Summary — Judgment of the Court (Fourth Chamber), 11 May 2017

1.        Actions for failure to fulfil obligations — Right of the Commission to bring judicial proceedings — Establishment of the EU Pilot mechanism to detect possible failures to fulfil obligations under EU law — Purpose

(Art. 258 TFEU)

2.        EU institutions — Right of public access to documents — Regulation No 1049/2001 — Exceptions to the right of access to documents — Protection of the purpose of inspections, investigations and audits — Application to documents concerning an EU Pilot procedure — General presumption that the exception to the right of access applies — Lawfulness

(Art. 258 TFEU; European Parliament and Council Regulation No 1049/2001, Art. 4(2), third indent)

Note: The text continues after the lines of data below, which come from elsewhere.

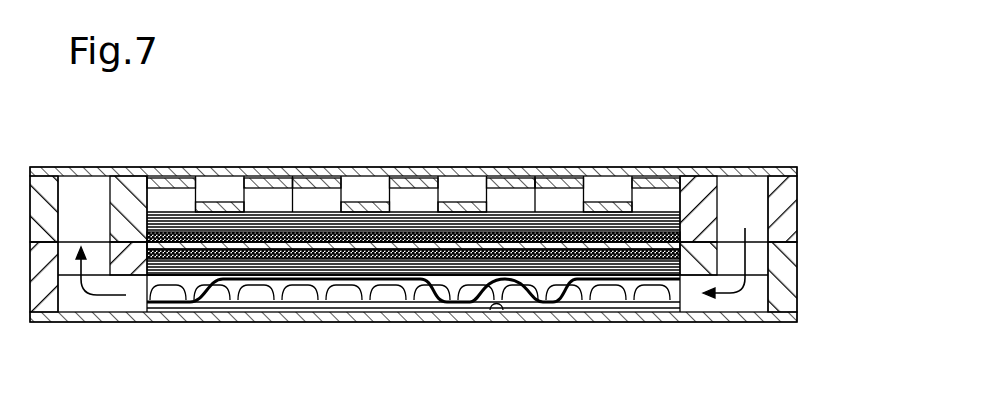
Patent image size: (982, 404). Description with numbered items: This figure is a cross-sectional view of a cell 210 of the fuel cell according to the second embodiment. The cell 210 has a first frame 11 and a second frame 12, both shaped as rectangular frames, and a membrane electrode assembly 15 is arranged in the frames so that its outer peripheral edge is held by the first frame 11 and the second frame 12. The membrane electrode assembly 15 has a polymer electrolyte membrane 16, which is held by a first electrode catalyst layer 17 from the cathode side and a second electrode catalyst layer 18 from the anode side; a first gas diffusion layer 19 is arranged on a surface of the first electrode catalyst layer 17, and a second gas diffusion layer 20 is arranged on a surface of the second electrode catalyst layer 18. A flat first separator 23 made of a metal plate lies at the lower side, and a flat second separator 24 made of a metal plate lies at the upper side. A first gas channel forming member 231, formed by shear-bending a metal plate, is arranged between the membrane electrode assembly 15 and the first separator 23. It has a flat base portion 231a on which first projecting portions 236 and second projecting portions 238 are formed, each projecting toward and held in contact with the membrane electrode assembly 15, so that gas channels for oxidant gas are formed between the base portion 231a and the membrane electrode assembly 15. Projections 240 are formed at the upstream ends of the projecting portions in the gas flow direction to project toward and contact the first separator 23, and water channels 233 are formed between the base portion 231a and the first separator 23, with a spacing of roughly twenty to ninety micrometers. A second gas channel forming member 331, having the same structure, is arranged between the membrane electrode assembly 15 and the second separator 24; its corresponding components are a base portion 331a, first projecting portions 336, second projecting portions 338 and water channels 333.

The cell 210 is at (779, 111).
The second frame 12 is at (793, 199).
The first frame 11 is at (793, 273).
The second separator 24 is at (443, 173).
The first separator 23 is at (384, 318).
The membrane electrode assembly 15 is at (413, 166).
The first gas diffusion layer 19 is at (425, 86).
The first electrode catalyst layer 17 is at (277, 235).
The polymer electrolyte membrane 16 is at (322, 245).
The second electrode catalyst layer 18 is at (371, 255).
The second gas diffusion layer 20 is at (417, 225).
The second projecting portion of the second gas channel forming member 338 is at (201, 183).
The first projecting portion of the second gas channel forming member 336 is at (617, 198).
The water channel of the second gas channel forming member 333 is at (515, 178).
The second gas channel forming member 331 is at (374, 185).
The base portion of the second gas channel forming member 331a is at (163, 180).
The first gas channel forming member 231 is at (361, 296).
The base portion 231a is at (640, 303).
The second projecting portion 238 is at (283, 282).
The projection 240 is at (445, 303).
The water channel 233 is at (498, 311).
The first projecting portion 236 is at (544, 295).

3.        EU institutions — Right of public access to documents — Regulation No 1049/2001 — Exceptions to the right of access to documents — Protection of the purpose of inspections, investigations and audits — Overriding public interest justifying the disclosure of documents — Concept — Burden of proof

(European Parliament and Council Regulation No 1049/2001, Art. 4(2))

4.        Actions for annulment — Review of legality — Criteria — Account taken only of elements of fact and law existing at the date on which the contested measure was adopted

(Art. 263 TFEU)

1.      The EU Pilot procedure constitutes a cooperation procedure between the Commission and the Member States which makes it possible to ascertain whether EU law has been complied with and correctly applied within those States. That type of procedure seeks efficiently to resolve any infringements of EU law by avoiding, so far as possible, the formal opening of an infringement procedure under Article 258 TFEU.

The function of the EU Pilot procedure is therefore to prepare or avoid a procedure for failure to fulfil obligations against a Member State. The EU Pilot procedure merely formalised or structured the exchanges of information which traditionally occurred between the Commission and the Member States during the informal stage of an inquiry into possible infringements of EU law.

(see paras 38, 39, 43)

2.      So long as, during the pre-litigation stage of an inquiry carried out as part of an EU Pilot procedure, there is a risk of affecting the nature of the infringement procedure, altering its progress or undermining the objectives of that procedure, the application of the general presumption of confidentiality of the documents exchanged between the Commission and the Member State concerned is justified. That risk exists until the EU Pilot procedure is closed and there is a definitive decision not to open a formal infringement procedure against the Member State. Accordingly, the Commission is able to take as its basis, when relying on the exception concerning investigations laid down in the third indent of Article 4(2) of Regulation No 1049/2001, a general presumption of confidentiality applying to certain categories of documents to refuse access to documents relating to an EU Pilot procedure, without making a specific and individual examination of the documents requested.

(see paras 45, 51)

3.      See the text of the decision.

(see para. 56)

4.      See the text of the decision.